I greatly enjoyed the first picture, The Girl With The Dragon Tattoo, as a well-above-average potboiler featuring atypically compelling characters (and in part because I had pretty much no expectations going in). The second movie, The Girl Who Played With Fire, while still enjoyable, stumbled a bit for me. Instead of simply working on a independent mystery, as Blomqvist and Lisbeth did in the first picture, the second story had them caught up in a larger conspiracy plot that delved deeper into Lisbeth's personal history. The tone was quite different, and certain key elements felt like they were on loan from the James Bond franchise: The blond muscle-bound thug who could not feel pain, the mysterious villainous Zala, who was hideously deformed from an accident earlier in his life, etc. The story was a little sleazier (gratuitous lesbian sex scenes for Lisbeth), there was all this weird shaky cam stuff, and less satisfaction came from the crime solvin' aspect as the two leads were kept apart for virtually the whole movie.

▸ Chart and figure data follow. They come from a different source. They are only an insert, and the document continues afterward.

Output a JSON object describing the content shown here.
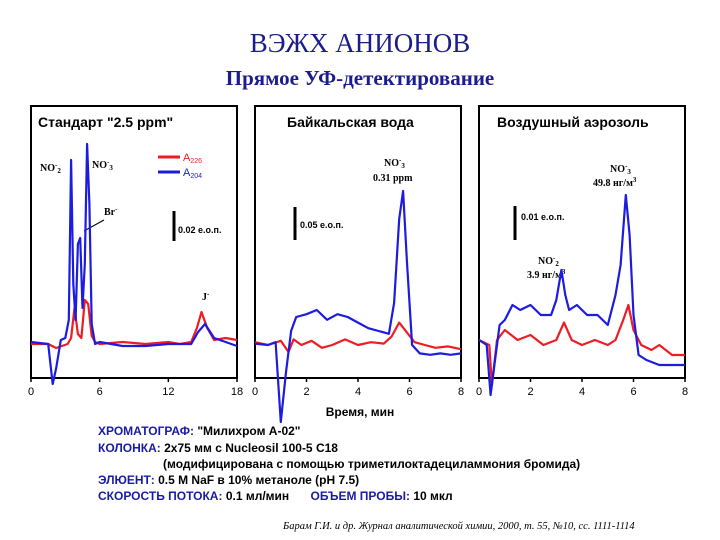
{
  "header": {
    "title": "ВЭЖХ АНИОНОВ",
    "subtitle": "Прямое УФ-детектирование"
  },
  "colors": {
    "a226": "#ee1c24",
    "a204": "#1c1ce0",
    "text_blue": "#1a1aa8"
  },
  "chart_data": [
    {
      "type": "line",
      "title": "Стандарт \"2.5 ppm\"",
      "xlim": [
        0,
        18
      ],
      "xticks": [
        "0",
        "6",
        "12",
        "18"
      ],
      "scale_bar": "0.02 е.о.п.",
      "legend": [
        "A226",
        "A204"
      ],
      "peak_labels": [
        "NO2-",
        "NO3-",
        "Br-",
        "J-"
      ],
      "series": [
        {
          "name": "A226",
          "color": "#ee1c24",
          "x": [
            0,
            1.5,
            2.2,
            3.2,
            3.5,
            3.8,
            4.1,
            4.4,
            4.7,
            5.0,
            5.3,
            5.6,
            6,
            8,
            10,
            12,
            13,
            14,
            14.5,
            14.9,
            15.4,
            16,
            17,
            18
          ],
          "y": [
            0,
            0,
            -0.002,
            0,
            0.003,
            0.018,
            0.005,
            0.003,
            0.022,
            0.02,
            0.004,
            0.001,
            0,
            0.001,
            0,
            0.001,
            0,
            0.001,
            0.008,
            0.016,
            0.008,
            0.002,
            0.003,
            0.002
          ]
        },
        {
          "name": "A204",
          "color": "#1c1ce0",
          "x": [
            0,
            1.5,
            1.9,
            2.2,
            2.6,
            3,
            3.3,
            3.5,
            3.7,
            3.9,
            4.1,
            4.3,
            4.5,
            4.7,
            4.9,
            5.1,
            5.3,
            5.6,
            6,
            8,
            10,
            12,
            13,
            14,
            14.6,
            15.2,
            16,
            18
          ],
          "y": [
            0.001,
            0,
            -0.02,
            -0.012,
            0.002,
            0.003,
            0.012,
            0.092,
            0.03,
            0.012,
            0.05,
            0.053,
            0.018,
            0.04,
            0.1,
            0.07,
            0.01,
            0,
            0.001,
            -0.001,
            -0.001,
            0,
            0,
            0,
            0.006,
            0.01,
            0.003,
            -0.001
          ]
        }
      ]
    },
    {
      "type": "line",
      "title": "Байкальская вода",
      "xlim": [
        0,
        8
      ],
      "xticks": [
        "0",
        "2",
        "4",
        "6",
        "8"
      ],
      "scale_bar": "0.05 е.о.п.",
      "peak_labels": [
        "NO3-",
        "0.31 ppm"
      ],
      "series": [
        {
          "name": "A226",
          "color": "#ee1c24",
          "x": [
            0,
            0.5,
            1,
            1.3,
            1.5,
            1.8,
            2.2,
            2.6,
            3,
            3.5,
            4,
            4.5,
            5,
            5.3,
            5.6,
            5.9,
            6.2,
            6.6,
            7,
            7.5,
            8
          ],
          "y": [
            0.002,
            0,
            0.003,
            -0.005,
            0.004,
            0,
            0.003,
            -0.002,
            0,
            0.004,
            0,
            0.002,
            0.001,
            0.006,
            0.016,
            0.009,
            0.002,
            0,
            -0.002,
            -0.001,
            -0.003
          ]
        },
        {
          "name": "A204",
          "color": "#1c1ce0",
          "x": [
            0,
            0.5,
            0.8,
            1.0,
            1.2,
            1.4,
            1.6,
            2.0,
            2.4,
            2.8,
            3.2,
            3.6,
            4.0,
            4.4,
            4.8,
            5.2,
            5.4,
            5.6,
            5.75,
            5.9,
            6.1,
            6.4,
            6.8,
            7.2,
            7.6,
            8
          ],
          "y": [
            0.001,
            0,
            0.002,
            -0.055,
            -0.02,
            0.01,
            0.02,
            0.022,
            0.025,
            0.018,
            0.022,
            0.02,
            0.016,
            0.012,
            0.01,
            0.008,
            0.03,
            0.09,
            0.11,
            0.06,
            0,
            -0.006,
            -0.007,
            -0.006,
            -0.007,
            -0.006
          ]
        }
      ]
    },
    {
      "type": "line",
      "title": "Воздушный аэрозоль",
      "xlim": [
        0,
        8
      ],
      "xticks": [
        "0",
        "2",
        "4",
        "6",
        "8"
      ],
      "scale_bar": "0.01 е.о.п.",
      "peak_labels": [
        "NO3-",
        "49.8 нг/м3",
        "NO2-",
        "3.9 нг/м3"
      ],
      "series": [
        {
          "name": "A226",
          "color": "#ee1c24",
          "x": [
            0,
            0.4,
            0.5,
            0.7,
            1,
            1.5,
            2,
            2.5,
            3,
            3.3,
            3.6,
            4,
            4.5,
            5,
            5.3,
            5.6,
            5.8,
            6.0,
            6.3,
            6.7,
            7,
            7.5,
            8
          ],
          "y": [
            0.001,
            0,
            -0.008,
            0.001,
            0.003,
            0.001,
            0.002,
            0,
            0.001,
            0.0045,
            0.001,
            0,
            0.001,
            0,
            0.001,
            0.005,
            0.008,
            0.003,
            0,
            -0.001,
            0,
            -0.002,
            -0.002
          ]
        },
        {
          "name": "A204",
          "color": "#1c1ce0",
          "x": [
            0,
            0.3,
            0.45,
            0.6,
            0.8,
            1.0,
            1.3,
            1.6,
            2.0,
            2.4,
            2.8,
            3.0,
            3.2,
            3.35,
            3.5,
            3.8,
            4.2,
            4.6,
            5.0,
            5.3,
            5.5,
            5.7,
            5.85,
            6.0,
            6.2,
            6.5,
            7,
            7.5,
            8
          ],
          "y": [
            0.001,
            0,
            -0.01,
            -0.004,
            0.004,
            0.005,
            0.008,
            0.007,
            0.008,
            0.006,
            0.006,
            0.009,
            0.015,
            0.01,
            0.007,
            0.008,
            0.006,
            0.006,
            0.004,
            0.01,
            0.016,
            0.03,
            0.022,
            0.006,
            -0.002,
            -0.003,
            -0.004,
            -0.004,
            -0.004
          ]
        }
      ]
    }
  ],
  "axis_x_label": "Время, мин",
  "info": {
    "line1_key": "ХРОМАТОГРАФ:",
    "line1_val": "\"Милихром А-02\"",
    "line2_key": "КОЛОНКА:",
    "line2_val": "2x75 мм с Nucleosil 100-5 C18",
    "line3": "(модифицирована с помощью триметилоктадециламмония бромида)",
    "line4_key": "ЭЛЮЕНТ:",
    "line4_val": "0.5 M NaF в 10% метаноле (pH 7.5)",
    "line5_key": "СКОРОСТЬ ПОТОКА:",
    "line5_val": "0.1 мл/мин",
    "line5_key2": "ОБЪЕМ ПРОБЫ:",
    "line5_val2": "10 мкл"
  },
  "citation": "Барам Г.И. и др. Журнал аналитической химии, 2000, т. 55, №10, сс. 1111-1114"
}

The second film was also designed as something of a cliffhanger that would lead more or less directly into this one. Getting into the nuances of the plot would be pointless for the uninitiated and redundant for those who have already read Larsson's books. Suffice to say that part 3 brings several elements of the first two pictures to a boil, and finds Lisbeth defending herself in court for much of it. The picture seemed to tone down a lot of aspects that I had a problem with in part 2 (thankfully, Zala's appearance in this one is brief), and gotten into territory that doesn't necessarily recreate what the first movie was, but is arguably just as effective.

It's interesting to me that all three stories feature much older characters attempting to keep covered crimes that were committed long ago. In this film, as in the others, we spend time with seemingly-benign, grandfatherly men who it turns out have done some pretty messed up, horrible things earlier in life. Hornet's Nest features a governmental group called "The Section" which was formed long ago to protect Soviet spies who defected to Sweden (presumably for the health-care, the world-renowned culinary offerings of the Swedish Chef, and for the excellent, inexpensive build-it-yourself furniture that populates the land). Early in the movie, the now-elderly guys meet up to discuss what to do about the growing threat of their program being exposed, and who they need to kill to keep it a secret. It's sort of a like a bizarro scene from Cocoon, where Hume Cronyn and Don Ameche draw up a list of people to brutally murder. I was amused later in the movie when a member of the geriatric mafia takes a break from his dialysis treatments and dodders into a local hospital to bump a key player off.

Larsson's plan was have the series continue well beyond this entry, but he died suddenly after completing the manuscripts for parts 2 and 3 (although a fourth unpublished one is said to be caught up in a battle over Larsson's estate). I bring this up because although the various threads were not necessarily intended to be all tied up by the end of this third story, the film, at least, concludes everything in a way that I found extremely satisfying.